Puntos fuertes y aspectos mejorables

Puntos fuertes

  • Refrigeración activa con enfoque a estabilidad: para cargas continuas, el disipador activo suele ser más “predecible” que uno pasivo.
  • Montaje orientado a la compatibilidad de la gama: al estar pensado para la familia ROCK 5B/5B+/5T, normalmente encaja con menos inventos, lo que reduce errores de alineación que perjudican el contacto térmico.
  • Mantenimiento que puedes gestionar: el comportamiento del ventilador depende mucho del polvo. Aquí, el esquema de trabajo es claro: limpieza periódica y comprobación de asentamiento.

Aspectos mejorables (lo que vigilaría yo en la práctica)

  • Ruidos y vibración con el tiempo: cualquier ventilador en entorno real acumula polvo y puede coger holguras. Si con unas semanas notas un “nuevo” sonido, lo primero que revisaría es que no haya rozamientos y que el montaje siga firme.
  • Gestión de temperatura del chasis: en equipos en caja compacta, el ventilador enfría el procesador, pero si el aire caliente no tiene salida, ese calor se redistribuye por todo el conjunto. Yo cuido el flujo de aire del chasis (entradas y salidas despejadas) para que el disipador pueda “hacer su trabajo”.
  • Interfaz térmica al reinstalar: al desmontar para limpiar, conviene mantener una interfaz térmica en buen estado. Si se retira y no se repone correctamente, puedes perder transferencia térmica aunque el disipador “parezca igual”.

Veredicto del experto

Para quien usa una placa ROCK 5B/5B+/5T como equipo permanente —servidor, estación de trabajo pequeña, centro multimedia o control domótico— este disipador activo es una elección lógica cuando buscas estabilidad térmica sostenida. Frente a alternativas pasivas, aporta sobre todo consistencia bajo carga larga y recuperación tras picos, que es donde más se notan las diferencias en el día a día.

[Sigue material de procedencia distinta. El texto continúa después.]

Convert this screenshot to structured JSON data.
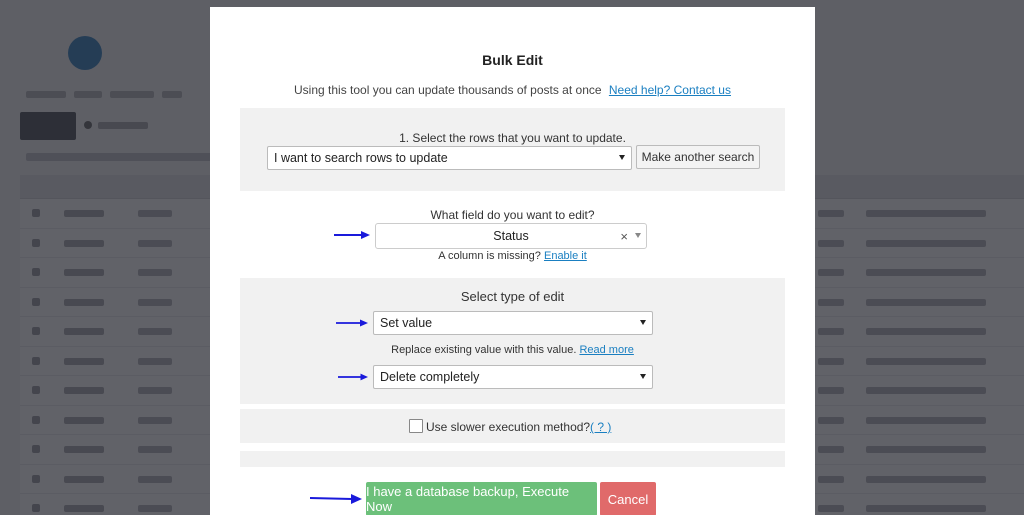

Mi recomendación práctica es simple: mantén despejadas las entradas/salidas de aire del equipo y programa una limpieza preventiva del ventilador (en entornos con polvo, más frecuente; en entornos limpios, con menos cadencia). En el montaje, asegúrate de que el disipador queda asentado sin forzar, porque una fijación irregular es el camino más corto para que el rendimiento caiga y el sistema se vuelva menos estable.

Si tu uso es esporádico y en un entorno muy ventilado, quizá un pasivo cumpliría; pero para jornadas largas, cajas cerradas o veranos “calientes”, este activo suele rendir mejor porque trabaja como debe: disipando de forma activa y no solo esperando a que el calor salga por convección.